İş arama yöntemlerini tamamlamak mümkün değildir, çünkü sürekli kendini yeniler ve bu da uzun bir süreç demektir. Zaten bu faaliyet esnasında muhtemelen iş bulacaksınızdır. İş arama süreci devam ederken, telefonunuzun her an çalma ve görüşmeye çağrılma ihtimaline karşı daima hazırlıklı olun. Belki siz güne erken başlamıyor olabilirsiniz, fakat çalışma hayatı öyle değil. Sizinle telefon mülakatı yapmak isteyen İK’cının saat 9’dan itibaren sizi arayabilme ihtimalini göz ardı etmeyin. Hayatınızın fırsatını, açılmamış bir telefon ya da uykulu bir konuşma ile kaçırmak istemezsiniz değil mi? Görüşme randevusu aldığınızda ise önceden hazır olursanız, bir tekrar yeterli olacaktır. Aksi halde, hissedeceğiniz stres görüşmeye etkin şekilde hazırlanmanıza mani olabilir, bu da özgüven eksikliğine.
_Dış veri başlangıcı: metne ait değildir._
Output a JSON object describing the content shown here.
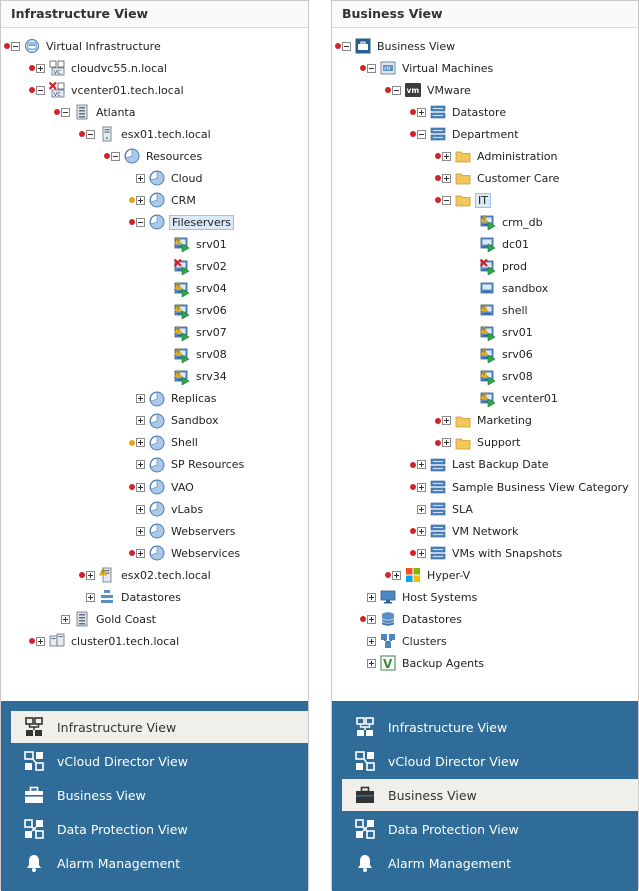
{
  "left": {
    "title": "Infrastructure View",
    "tree": [
      {
        "label": "Virtual Infrastructure",
        "level": 0,
        "alert": "red",
        "exp": "minus",
        "icon": "virtual-infrastructure"
      },
      {
        "label": "cloudvc55.n.local",
        "level": 1,
        "alert": "red",
        "exp": "plus",
        "icon": "vcenter"
      },
      {
        "label": "vcenter01.tech.local",
        "level": 1,
        "alert": "red",
        "exp": "minus",
        "icon": "vcenter-error"
      },
      {
        "label": "Atlanta",
        "level": 2,
        "alert": "red",
        "exp": "minus",
        "icon": "datacenter"
      },
      {
        "label": "esx01.tech.local",
        "level": 3,
        "alert": "red",
        "exp": "minus",
        "icon": "host"
      },
      {
        "label": "Resources",
        "level": 4,
        "alert": "red",
        "exp": "minus",
        "icon": "resource-pool"
      },
      {
        "label": "Cloud",
        "level": 5,
        "alert": "none",
        "exp": "plus",
        "icon": "resource-pool"
      },
      {
        "label": "CRM",
        "level": 5,
        "alert": "warn",
        "exp": "plus",
        "icon": "resource-pool"
      },
      {
        "label": "Fileservers",
        "level": 5,
        "alert": "red",
        "exp": "minus",
        "icon": "resource-pool",
        "selected": true
      },
      {
        "label": "srv01",
        "level": 6,
        "alert": "none",
        "exp": "hidden",
        "icon": "vm-warn"
      },
      {
        "label": "srv02",
        "level": 6,
        "alert": "none",
        "exp": "hidden",
        "icon": "vm-error"
      },
      {
        "label": "srv04",
        "level": 6,
        "alert": "none",
        "exp": "hidden",
        "icon": "vm-warn"
      },
      {
        "label": "srv06",
        "level": 6,
        "alert": "none",
        "exp": "hidden",
        "icon": "vm-warn"
      },
      {
        "label": "srv07",
        "level": 6,
        "alert": "none",
        "exp": "hidden",
        "icon": "vm-warn"
      },
      {
        "label": "srv08",
        "level": 6,
        "alert": "none",
        "exp": "hidden",
        "icon": "vm-warn"
      },
      {
        "label": "srv34",
        "level": 6,
        "alert": "none",
        "exp": "hidden",
        "icon": "vm-warn"
      },
      {
        "label": "Replicas",
        "level": 5,
        "alert": "none",
        "exp": "plus",
        "icon": "resource-pool"
      },
      {
        "label": "Sandbox",
        "level": 5,
        "alert": "none",
        "exp": "plus",
        "icon": "resource-pool"
      },
      {
        "label": "Shell",
        "level": 5,
        "alert": "warn",
        "exp": "plus",
        "icon": "resource-pool"
      },
      {
        "label": "SP Resources",
        "level": 5,
        "alert": "none",
        "exp": "plus",
        "icon": "resource-pool"
      },
      {
        "label": "VAO",
        "level": 5,
        "alert": "red",
        "exp": "plus",
        "icon": "resource-pool"
      },
      {
        "label": "vLabs",
        "level": 5,
        "alert": "none",
        "exp": "plus",
        "icon": "resource-pool"
      },
      {
        "label": "Webservers",
        "level": 5,
        "alert": "none",
        "exp": "plus",
        "icon": "resource-pool"
      },
      {
        "label": "Webservices",
        "level": 5,
        "alert": "red",
        "exp": "plus",
        "icon": "resource-pool"
      },
      {
        "label": "esx02.tech.local",
        "level": 3,
        "alert": "red",
        "exp": "plus",
        "icon": "host-warn"
      },
      {
        "label": "Datastores",
        "level": 3,
        "alert": "none",
        "exp": "plus",
        "icon": "datastores"
      },
      {
        "label": "Gold Coast",
        "level": 2,
        "alert": "none",
        "exp": "plus",
        "icon": "datacenter"
      },
      {
        "label": "cluster01.tech.local",
        "level": 1,
        "alert": "red",
        "exp": "plus",
        "icon": "cluster"
      }
    ],
    "nav": {
      "items": [
        {
          "label": "Infrastructure View",
          "icon": "infrastructure-icon"
        },
        {
          "label": "vCloud Director View",
          "icon": "vcloud-icon"
        },
        {
          "label": "Business View",
          "icon": "briefcase-icon"
        },
        {
          "label": "Data Protection View",
          "icon": "data-protection-icon"
        },
        {
          "label": "Alarm Management",
          "icon": "bell-icon"
        }
      ],
      "active": "Infrastructure View"
    }
  },
  "right": {
    "title": "Business View",
    "tree": [
      {
        "label": "Business View",
        "level": 0,
        "alert": "red",
        "exp": "minus",
        "icon": "business-view"
      },
      {
        "label": "Virtual Machines",
        "level": 1,
        "alert": "red",
        "exp": "minus",
        "icon": "vm-folder"
      },
      {
        "label": "VMware",
        "level": 2,
        "alert": "red",
        "exp": "minus",
        "icon": "vmware"
      },
      {
        "label": "Datastore",
        "level": 3,
        "alert": "red",
        "exp": "plus",
        "icon": "category"
      },
      {
        "label": "Department",
        "level": 3,
        "alert": "red",
        "exp": "minus",
        "icon": "category"
      },
      {
        "label": "Administration",
        "level": 4,
        "alert": "red",
        "exp": "plus",
        "icon": "folder"
      },
      {
        "label": "Customer Care",
        "level": 4,
        "alert": "red",
        "exp": "plus",
        "icon": "folder"
      },
      {
        "label": "IT",
        "level": 4,
        "alert": "red",
        "exp": "minus",
        "icon": "folder",
        "selected": true
      },
      {
        "label": "crm_db",
        "level": 5,
        "alert": "none",
        "exp": "hidden",
        "icon": "vm-warn"
      },
      {
        "label": "dc01",
        "level": 5,
        "alert": "none",
        "exp": "hidden",
        "icon": "vm"
      },
      {
        "label": "prod",
        "level": 5,
        "alert": "none",
        "exp": "hidden",
        "icon": "vm-error"
      },
      {
        "label": "sandbox",
        "level": 5,
        "alert": "none",
        "exp": "hidden",
        "icon": "vm-plain"
      },
      {
        "label": "shell",
        "level": 5,
        "alert": "none",
        "exp": "hidden",
        "icon": "vm-warn-plain"
      },
      {
        "label": "srv01",
        "level": 5,
        "alert": "none",
        "exp": "hidden",
        "icon": "vm-warn"
      },
      {
        "label": "srv06",
        "level": 5,
        "alert": "none",
        "exp": "hidden",
        "icon": "vm-warn"
      },
      {
        "label": "srv08",
        "level": 5,
        "alert": "none",
        "exp": "hidden",
        "icon": "vm-warn"
      },
      {
        "label": "vcenter01",
        "level": 5,
        "alert": "none",
        "exp": "hidden",
        "icon": "vm-warn"
      },
      {
        "label": "Marketing",
        "level": 4,
        "alert": "red",
        "exp": "plus",
        "icon": "folder"
      },
      {
        "label": "Support",
        "level": 4,
        "alert": "red",
        "exp": "plus",
        "icon": "folder"
      },
      {
        "label": "Last Backup Date",
        "level": 3,
        "alert": "red",
        "exp": "plus",
        "icon": "category"
      },
      {
        "label": "Sample Business View Category",
        "level": 3,
        "alert": "red",
        "exp": "plus",
        "icon": "category"
      },
      {
        "label": "SLA",
        "level": 3,
        "alert": "none",
        "exp": "plus",
        "icon": "category"
      },
      {
        "label": "VM Network",
        "level": 3,
        "alert": "red",
        "exp": "plus",
        "icon": "category"
      },
      {
        "label": "VMs with Snapshots",
        "level": 3,
        "alert": "red",
        "exp": "plus",
        "icon": "category"
      },
      {
        "label": "Hyper-V",
        "level": 2,
        "alert": "red",
        "exp": "plus",
        "icon": "hyperv"
      },
      {
        "label": "Host Systems",
        "level": 1,
        "alert": "none",
        "exp": "plus",
        "icon": "host-systems"
      },
      {
        "label": "Datastores",
        "level": 1,
        "alert": "red",
        "exp": "plus",
        "icon": "datastores-db"
      },
      {
        "label": "Clusters",
        "level": 1,
        "alert": "none",
        "exp": "plus",
        "icon": "clusters"
      },
      {
        "label": "Backup Agents",
        "level": 1,
        "alert": "none",
        "exp": "plus",
        "icon": "backup-agents"
      }
    ],
    "nav": {
      "items": [
        {
          "label": "Infrastructure View",
          "icon": "infrastructure-icon"
        },
        {
          "label": "vCloud Director View",
          "icon": "vcloud-icon"
        },
        {
          "label": "Business View",
          "icon": "briefcase-icon"
        },
        {
          "label": "Data Protection View",
          "icon": "data-protection-icon"
        },
        {
          "label": "Alarm Management",
          "icon": "bell-icon"
        }
      ],
      "active": "Business View"
    }
  },
  "colors": {
    "nav_bg": "#2f6c98",
    "nav_active_bg": "#f1efe9",
    "alert_red": "#d0232a",
    "alert_warn": "#e6a21a",
    "selection": "#dbe9f9"
  }
}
Tabi ki bu sürece girdiğinizde, günlük hayatı da es geçmemelisiniz. Bir daha bu kadar boş vakti bir arada bulamayacağınızı düşünerek, yapmak isteyip de yapamadığınız şeyleri yapın. Kendinizi mutlu edin, hatta şımartın. Hobilerinize vakit ayırın, yeni hobiler bulun. Görmek istediğiniz yerleri keşfe çıkın. Uzun zamandır görmediğiniz arkadaşları ziyaret edin. Okumak isteyip de yorgunluktan bir türlü okuyamadığınız kitapları okuyun. Merak ettiğiniz dizi serisini bitirin. En önemlisi de, mutlaka her gün sokağa çıkıp hava alın. Bırakın gün ışığı sizi canlandırsın, size enerji versin. Şu sıralar en çok ihtiyacımız olan şey bu.

Bu sıkıntılı iş arama süreci, iş görüşmelerine katıldığınız, karşılıklı olarak anlaştığınız ve iş teklifini kabul ettiğinizde yani iş bulduğunuz anda sona eriyor. Bundan sonra çok daha tatlı bir heyecan ve merak işin içine giriyor.

Şimdi kendini tembelliğe ve umutsuzluğa bırakmadan sabırla çalışma zamanı. Çünkü iş aramak aslında en büyük iştir. Unutmayın, bu süreçte yalnız değilsiniz ve bu demek oluyor ki rakipsiz değilsiniz 🙂

İş ararken ümidinizi kaybetmediğiniz, her yeni güne gülümseyerek “bugün o gün olabilir” düşüncesiyle başlamanız dileğimle,

Sevgiler.

Not: Yastayız, kelimelerin kifayetsiz kaldığı 10 Kasım 1938 günü saat 09:05’ten beri.. Türkiye Cumhuriyetimizin kurucusu Ulu Önder Mustafa Kemal Atatürk’ü saygı, sevgi, minnet, rahmet ve özlemle anıyoruz, arıyoruz. İzindeyiz Ata’m.

Share This:


0 yorum

Bir cevap yazın

Avatar placeholder

E-posta hesabınız yayımlanmayacak.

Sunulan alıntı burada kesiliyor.